Green (r)evolution – nearly zero-energy buildings
Buildings account for 40% of energy consumption in the European Union and 36% of CO2 emissions. A sustainable approach on the real estate market has become a must, and investors are increasingly likely to look at the measurable benefits of eco-friendly construction.
EU and national regulations alike are aimed at increasing the energy efficiency of buildings. Investors will only have a year to adapt to the more restrictive low-energy requirements – as new technical conditions will come into effect from January 2021.
Poland is the building certification leader in the CEE region (with more than half of the certified buildings located in Poland).
However, many buildings are still characterised by low energy efficiency. There is also still a lot to be done in terms of the use of buildings, including the cooperation between the building owner and manager, and the tenant. This is being addressed by the so-called “green leases”, which are popular in other countries and now slowly entering the Polish market as well, as they are intended to reduce the negative environmental impact of the use of buildings.
The green (r)evolution will change the real estate market both next year and also in the years to come.
The United Kingdom’s exit from the European Union will represent a fundamental change in the functioning of the Community market.
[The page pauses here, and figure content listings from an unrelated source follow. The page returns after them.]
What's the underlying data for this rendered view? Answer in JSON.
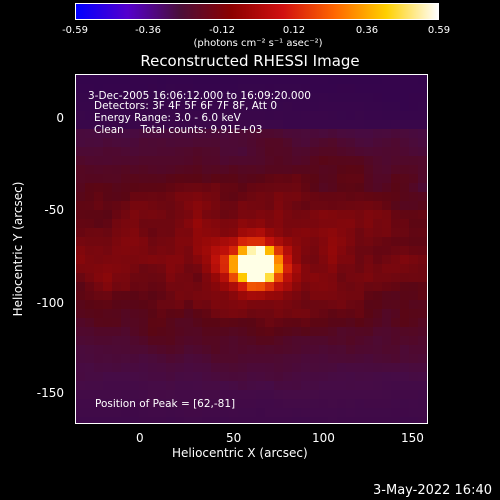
{
  "colorbar": {
    "ticks": [
      "-0.59",
      "-0.36",
      "-0.12",
      "0.12",
      "0.36",
      "0.59"
    ],
    "unit": "(photons cm⁻² s⁻¹ asec⁻²)"
  },
  "title": "Reconstructed RHESSI Image",
  "info": {
    "line1": "3-Dec-2005 16:06:12.000 to 16:09:20.000",
    "line2": "Detectors: 3F 4F 5F 6F 7F 8F, Att 0",
    "line3": "Energy Range: 3.0 - 6.0 keV",
    "line4": "Clean     Total counts: 9.91E+03",
    "peak": "Position of Peak = [62,-81]"
  },
  "axes": {
    "xlabel": "Heliocentric X (arcsec)",
    "ylabel": "Heliocentric Y (arcsec)",
    "xticks": [
      "0",
      "50",
      "100",
      "150"
    ],
    "yticks": [
      "0",
      "-50",
      "-100",
      "-150"
    ]
  },
  "footer": "3-May-2022 16:40",
  "colors": {
    "background": "#000000",
    "colormap": [
      "#0000ff",
      "#5500cc",
      "#4a0e3a",
      "#8b0000",
      "#d01010",
      "#ff6600",
      "#ffd000",
      "#ffffff"
    ]
  }
}
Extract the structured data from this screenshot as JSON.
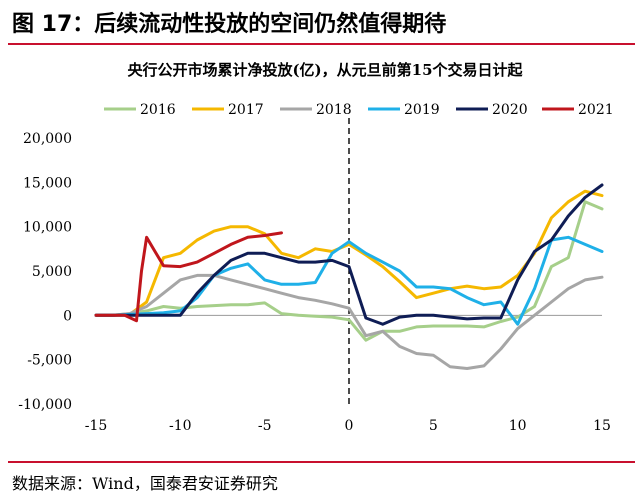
{
  "figure_title": "图 17：后续流动性投放的空间仍然值得期待",
  "source": "数据来源：Wind，国泰君安证券研究",
  "chart_data": {
    "type": "line",
    "title": "央行公开市场累计净投放(亿)，从元旦前第15个交易日计起",
    "xlabel": "",
    "ylabel": "",
    "xlim": [
      -15,
      15
    ],
    "ylim": [
      -10000,
      20000
    ],
    "x_ticks": [
      -15,
      -10,
      -5,
      0,
      5,
      10,
      15
    ],
    "y_ticks": [
      -10000,
      -5000,
      0,
      5000,
      10000,
      15000,
      20000
    ],
    "y_tick_labels": [
      "-10,000",
      "-5,000",
      "0",
      "5,000",
      "10,000",
      "15,000",
      "20,000"
    ],
    "grid": false,
    "legend_position": "top",
    "reference_line": {
      "x": 0,
      "style": "dashed"
    },
    "series": [
      {
        "name": "2016",
        "color": "#a6cf8a",
        "x": [
          -15,
          -14,
          -13,
          -12,
          -11,
          -10,
          -9,
          -8,
          -7,
          -6,
          -5,
          -4,
          -3,
          -2,
          -1,
          0,
          1,
          2,
          3,
          4,
          5,
          6,
          7,
          8,
          9,
          10,
          11,
          12,
          13,
          14,
          15
        ],
        "y": [
          0,
          0,
          200,
          500,
          1000,
          800,
          1000,
          1100,
          1200,
          1200,
          1400,
          200,
          0,
          -100,
          -200,
          -500,
          -2800,
          -1800,
          -1800,
          -1300,
          -1200,
          -1200,
          -1200,
          -1300,
          -700,
          -200,
          1000,
          5500,
          6500,
          12800,
          12000
        ]
      },
      {
        "name": "2017",
        "color": "#f5b800",
        "x": [
          -15,
          -14,
          -13,
          -12,
          -11,
          -10,
          -9,
          -8,
          -7,
          -6,
          -5,
          -4,
          -3,
          -2,
          -1,
          0,
          1,
          2,
          3,
          4,
          5,
          6,
          7,
          8,
          9,
          10,
          11,
          12,
          13,
          14,
          15
        ],
        "y": [
          0,
          0,
          100,
          1500,
          6500,
          7000,
          8500,
          9500,
          10000,
          10000,
          9200,
          7000,
          6500,
          7500,
          7200,
          8000,
          6800,
          5500,
          3800,
          2000,
          2500,
          3000,
          3300,
          3000,
          3200,
          4500,
          7000,
          11000,
          12800,
          14000,
          13500
        ]
      },
      {
        "name": "2018",
        "color": "#a6a6a6",
        "x": [
          -15,
          -14,
          -13,
          -12,
          -11,
          -10,
          -9,
          -8,
          -7,
          -6,
          -5,
          -4,
          -3,
          -2,
          -1,
          0,
          1,
          2,
          3,
          4,
          5,
          6,
          7,
          8,
          9,
          10,
          11,
          12,
          13,
          14,
          15
        ],
        "y": [
          0,
          0,
          200,
          1000,
          2500,
          4000,
          4500,
          4500,
          4000,
          3500,
          3000,
          2500,
          2000,
          1700,
          1300,
          800,
          -2300,
          -1800,
          -3500,
          -4300,
          -4500,
          -5800,
          -6000,
          -5700,
          -3800,
          -1500,
          0,
          1500,
          3000,
          4000,
          4300
        ]
      },
      {
        "name": "2019",
        "color": "#1fb0e8",
        "x": [
          -15,
          -14,
          -13,
          -12,
          -11,
          -10,
          -9,
          -8,
          -7,
          -6,
          -5,
          -4,
          -3,
          -2,
          -1,
          0,
          1,
          2,
          3,
          4,
          5,
          6,
          7,
          8,
          9,
          10,
          11,
          12,
          13,
          14,
          15
        ],
        "y": [
          0,
          0,
          100,
          200,
          300,
          500,
          2000,
          4500,
          5300,
          5800,
          4000,
          3500,
          3500,
          3700,
          7000,
          8300,
          7000,
          6000,
          5000,
          3200,
          3200,
          3000,
          2000,
          1200,
          1500,
          -1000,
          3000,
          8500,
          8800,
          8000,
          7200
        ]
      },
      {
        "name": "2020",
        "color": "#0f1d55",
        "x": [
          -15,
          -14,
          -13,
          -12,
          -11,
          -10,
          -9,
          -8,
          -7,
          -6,
          -5,
          -4,
          -3,
          -2,
          -1,
          0,
          1,
          2,
          3,
          4,
          5,
          6,
          7,
          8,
          9,
          10,
          11,
          12,
          13,
          14,
          15
        ],
        "y": [
          0,
          0,
          0,
          0,
          0,
          0,
          2500,
          4500,
          6200,
          7000,
          7000,
          6500,
          6000,
          6000,
          6200,
          5500,
          -300,
          -1000,
          -200,
          0,
          0,
          -200,
          -400,
          -300,
          -300,
          4000,
          7200,
          8500,
          11200,
          13300,
          14700
        ]
      },
      {
        "name": "2021",
        "color": "#c0161c",
        "x": [
          -15,
          -14,
          -13.3,
          -12.6,
          -12.3,
          -12,
          -11.5,
          -11,
          -10,
          -9,
          -8,
          -7,
          -6,
          -5,
          -4
        ],
        "y": [
          0,
          0,
          0,
          -600,
          5000,
          8800,
          7200,
          5600,
          5500,
          6000,
          7000,
          8000,
          8800,
          9000,
          9300
        ]
      }
    ]
  }
}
The existing unification of the basic rules for conducting business activities in the countries of the EU ensured that locating certain corporate processes in the UK, or conducting activities directly within the British Isles, could be done smoothly and in an unrestricted way.
The UK’s exit from the common regulatory and customs area will mean that companies with links to the United Kingdom, e.g. those with companies incorporated in the UK which form part of their commercial, production or service structures, will need to ensure that on the exit date all the certification, location and tax requirements related to the status of cooperation with a third country are met.
Considering the uncertainty as to the final form of Brexit, and the still very real risk of a no-deal exit for the UK, entrepreneurs must take the necessary preparatory and preventive steps and continue to monitor political developments on an ongoing basis.